If you didn’t see that report or need a refresher, you can see it here: https://c-suiteanalytics.com/engagement-plunged-in-one-month/
I said then I would next tell you how to improve employee engagement, despite Gallup’s ongoing reporting that engagement prior to 2020 has stayed essentially the same, that just about one-third of our U.S. employees are engaged. Let’s start with why most engagement strategies fail:
- Surveys provide data but not solutions, and few organizations get the solutions right.
- By way of their required anonymity, surveys give broad trends vs individual employee responses meaning the inputs of your best performers and those you will terminate tomorrow gain equal weight.
- Most surveys provide external benchmarks which are momentum killers because most organizations are happy to be in the middle of the pack.
To be clear, these three reasons happen in all corners of our globe. We have worked in China, Thailand, Malaysia, Africa, Europe, and South America….plus of course in the U.S. and Canada. Everywhere we go, these three circumstances are live in local organizations.

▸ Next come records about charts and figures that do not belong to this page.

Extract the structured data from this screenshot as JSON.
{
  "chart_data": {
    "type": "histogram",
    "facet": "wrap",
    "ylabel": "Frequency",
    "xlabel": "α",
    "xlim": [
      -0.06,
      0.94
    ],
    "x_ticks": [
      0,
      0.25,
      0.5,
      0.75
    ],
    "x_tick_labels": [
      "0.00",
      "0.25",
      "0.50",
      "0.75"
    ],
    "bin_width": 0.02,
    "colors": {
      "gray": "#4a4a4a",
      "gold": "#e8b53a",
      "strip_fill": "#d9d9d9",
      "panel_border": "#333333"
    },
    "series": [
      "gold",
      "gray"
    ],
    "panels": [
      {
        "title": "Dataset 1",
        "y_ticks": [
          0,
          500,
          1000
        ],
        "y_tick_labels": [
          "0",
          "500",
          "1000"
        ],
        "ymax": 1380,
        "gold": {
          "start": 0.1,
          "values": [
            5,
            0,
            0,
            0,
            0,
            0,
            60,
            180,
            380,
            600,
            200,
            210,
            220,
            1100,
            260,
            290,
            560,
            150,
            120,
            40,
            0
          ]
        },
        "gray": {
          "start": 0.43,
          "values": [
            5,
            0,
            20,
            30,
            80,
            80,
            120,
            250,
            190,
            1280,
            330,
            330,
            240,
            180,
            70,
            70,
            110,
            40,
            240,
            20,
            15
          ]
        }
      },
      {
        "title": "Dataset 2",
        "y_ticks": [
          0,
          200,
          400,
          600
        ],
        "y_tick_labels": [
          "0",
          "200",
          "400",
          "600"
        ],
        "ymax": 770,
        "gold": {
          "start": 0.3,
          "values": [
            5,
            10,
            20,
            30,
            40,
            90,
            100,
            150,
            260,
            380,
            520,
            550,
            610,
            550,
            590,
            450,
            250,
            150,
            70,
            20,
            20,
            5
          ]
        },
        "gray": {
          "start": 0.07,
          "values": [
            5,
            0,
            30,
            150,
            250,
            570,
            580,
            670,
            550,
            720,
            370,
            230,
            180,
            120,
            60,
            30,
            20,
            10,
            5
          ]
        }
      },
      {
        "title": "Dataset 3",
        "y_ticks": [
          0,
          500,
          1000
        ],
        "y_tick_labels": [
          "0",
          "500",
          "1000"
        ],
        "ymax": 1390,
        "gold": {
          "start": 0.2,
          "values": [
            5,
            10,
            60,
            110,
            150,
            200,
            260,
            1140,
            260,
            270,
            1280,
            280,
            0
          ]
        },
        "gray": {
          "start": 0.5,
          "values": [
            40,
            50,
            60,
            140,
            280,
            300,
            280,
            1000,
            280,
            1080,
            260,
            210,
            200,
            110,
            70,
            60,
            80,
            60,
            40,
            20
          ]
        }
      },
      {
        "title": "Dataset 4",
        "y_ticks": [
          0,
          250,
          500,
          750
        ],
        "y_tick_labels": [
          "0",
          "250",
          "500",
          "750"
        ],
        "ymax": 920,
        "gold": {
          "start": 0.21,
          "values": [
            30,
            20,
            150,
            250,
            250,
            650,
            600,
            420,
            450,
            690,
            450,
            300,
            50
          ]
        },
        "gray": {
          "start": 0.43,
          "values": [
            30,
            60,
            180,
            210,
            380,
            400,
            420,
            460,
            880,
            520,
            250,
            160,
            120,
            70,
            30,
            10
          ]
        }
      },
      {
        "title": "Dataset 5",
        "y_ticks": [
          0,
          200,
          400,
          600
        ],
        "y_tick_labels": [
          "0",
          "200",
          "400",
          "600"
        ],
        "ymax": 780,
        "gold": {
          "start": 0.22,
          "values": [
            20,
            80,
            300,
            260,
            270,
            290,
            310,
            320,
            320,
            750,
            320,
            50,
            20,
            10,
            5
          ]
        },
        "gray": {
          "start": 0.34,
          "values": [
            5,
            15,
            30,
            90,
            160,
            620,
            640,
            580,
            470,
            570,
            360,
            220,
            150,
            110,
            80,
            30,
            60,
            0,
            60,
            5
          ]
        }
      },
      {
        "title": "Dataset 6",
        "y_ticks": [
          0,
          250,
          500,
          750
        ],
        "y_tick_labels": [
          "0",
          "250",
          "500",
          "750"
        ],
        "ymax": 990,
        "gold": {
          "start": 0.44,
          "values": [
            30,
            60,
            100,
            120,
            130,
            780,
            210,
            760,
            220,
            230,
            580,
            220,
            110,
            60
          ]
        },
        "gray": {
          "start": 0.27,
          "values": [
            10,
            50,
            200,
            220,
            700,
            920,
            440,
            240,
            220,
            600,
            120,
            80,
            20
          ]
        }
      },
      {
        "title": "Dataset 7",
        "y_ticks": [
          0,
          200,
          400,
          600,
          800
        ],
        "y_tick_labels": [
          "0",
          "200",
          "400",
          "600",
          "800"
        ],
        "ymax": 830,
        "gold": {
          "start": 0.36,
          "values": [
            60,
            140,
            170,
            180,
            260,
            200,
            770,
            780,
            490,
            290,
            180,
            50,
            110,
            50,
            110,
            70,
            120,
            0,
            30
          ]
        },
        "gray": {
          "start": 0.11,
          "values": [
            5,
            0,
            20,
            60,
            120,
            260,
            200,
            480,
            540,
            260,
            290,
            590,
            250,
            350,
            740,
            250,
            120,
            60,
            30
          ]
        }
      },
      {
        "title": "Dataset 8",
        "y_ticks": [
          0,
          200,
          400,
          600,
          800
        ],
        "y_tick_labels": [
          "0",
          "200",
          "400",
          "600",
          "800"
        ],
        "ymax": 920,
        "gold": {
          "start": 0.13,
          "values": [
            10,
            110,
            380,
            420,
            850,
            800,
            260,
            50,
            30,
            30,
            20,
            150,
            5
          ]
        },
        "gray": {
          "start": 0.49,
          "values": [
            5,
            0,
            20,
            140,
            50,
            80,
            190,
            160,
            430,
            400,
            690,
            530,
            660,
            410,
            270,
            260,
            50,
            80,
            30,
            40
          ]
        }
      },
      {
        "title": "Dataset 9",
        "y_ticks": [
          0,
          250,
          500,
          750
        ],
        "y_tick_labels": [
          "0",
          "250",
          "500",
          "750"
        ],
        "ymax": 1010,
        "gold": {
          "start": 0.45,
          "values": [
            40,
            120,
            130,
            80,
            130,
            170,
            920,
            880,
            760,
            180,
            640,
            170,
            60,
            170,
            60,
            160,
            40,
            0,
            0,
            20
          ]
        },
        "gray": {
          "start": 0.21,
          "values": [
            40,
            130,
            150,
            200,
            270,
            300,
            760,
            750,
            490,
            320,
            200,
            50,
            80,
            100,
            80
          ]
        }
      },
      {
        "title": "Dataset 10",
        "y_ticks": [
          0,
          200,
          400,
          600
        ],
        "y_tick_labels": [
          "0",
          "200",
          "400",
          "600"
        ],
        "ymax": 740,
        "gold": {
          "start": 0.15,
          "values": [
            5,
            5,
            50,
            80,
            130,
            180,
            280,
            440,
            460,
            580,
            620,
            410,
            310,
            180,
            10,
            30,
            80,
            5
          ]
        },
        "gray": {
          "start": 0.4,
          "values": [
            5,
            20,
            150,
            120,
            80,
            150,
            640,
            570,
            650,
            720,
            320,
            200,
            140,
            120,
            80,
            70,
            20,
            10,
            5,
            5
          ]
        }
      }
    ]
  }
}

As you consider the three points above, consider also that top-performers generate as much productivity as four workers which we’ve proven here before, so it is essential that you know what each of them thinks about their work circumstance, individually. That previous report is here: https://c-suiteanalytics.com/how-to-keep-top-performers-from-quitting/
And benchmarks which are so valuable in other areas of organizations are downers here because the easy cop-out is to say if other companies can’t fix this, we can’t fix it either. For most executives and many HR professionals, their reaction to their “average” engagement score compared to benchmarks is the same as their reaction to rush-hour traffic, something we cannot change and therefore we must work around. “The benchmark proves we can’t do better.”
Let’s pause here for a moment. Can you imagine your CEO thinking it is OK to be average in sales or service? Thinking that if competitors can’t do these things better then we can’t do them better either? This tells you the true state of engagement today, and why it hasn’t changed in twenty years.
How, then, should you actually raise your engagement scores?
First, educate your top team that engagement is more than a score. Six years ago, I published a paper on employee engagement’s correlations to productivity and profitability and you can see that paper here: https://c-suiteanalytics.com/wp-content/uploads/2015/12/C-Suite-Analytics-White-Paper-Employee-Engagement-Correlates-with-Profitability-SHRM-2014.pdf
As just one tease, Northwestern University professors found that salespeople who gave just 10% more effort increased their sales by nearly 23%. Wouldn’t that make your sales department’s engagement score more important?
Data like this makes chief financial officers drool…well, sort of…and the time has come for CFOs to see employee retention and engagement as areas of both high cost and high opportunity for increased revenue. If your management meetings include CFOs reporting on essential operations performance against metrics while HR reports on engagement and retention, ask your CFO to report all of the data including for engagement and retention. Otherwise engagement and retention are seen as second-class metrics, less important than the operations metrics for which they might have the greatest influence. What influences operations performance more than the people who do the jobs there?
Second, share this Gallup study with your executive team regarding how much each individual leader impacts her team’s engagement.
Start by telling them the statement at the top is extreme, that Gallup researchers likely debated about whether to ask a question that included terms like “strongest personal relationships” when discussing employees’ bosses. But they did. And the outcome on a scale of 1 to 5 with 5 being high is 65% of the engaged employees…the ones we most need to keep…scored their manager relationships a 3 or above. And for the employees who are actively disengaged…the sabotagers…a full 92% scored their manager relationships a 1 or a 2.
The you-can’t-miss-it conclusion is clear. Solving employee engagement must be done on a boss-employee level, one-on-one, and not with one-size-fits-all programs. The joke line here is no one stays longer or works harder for pet insurance.
One easy way to think about improving employee engagement…and for sure employee retention…is to ask what do your employees talk about over dinner. When someone asks, “How was your day, dear?”, employees focus on three topics…bosses, colleagues, and duties. There are zero one-size-fits-all programs that address these subjects because each person’s circumstances are unique.
In my book titled HR’s Greatest Challenge, I presented 25 studies proving the #1 reason employees stay/leave or engage/disengage is how much they trust their boss. This means every post-survey “solution” you implement matters less than bosses building trust. So yoga classes, company clocks, events with food…put your own list here…all matter not just less but far less than employees trusting their bosses.
Now it is easy to see why the U.S. spends $1.53 billion each year to improve engagement but engagement has not improved, right?
This is why we invented Finnegan’s Arrow®:
Think of Finnegan’s Arrow® as a solution for employee engagement and retention. I say this because until now we haven’t had a science-based invention that consistently improves engagement and retention. Instead, companies and their HR pros have been grabbing their own ideas off of the HR shelf based on their own instincts or on survey results. Think improving onboarding, building career ladders, supervisory training.
Let’s have one more pause moment here. Does any metric across your entire company matter more than employee engagement? Or employee retention? Unless you are creating revenue entirely with robots, the answer is no.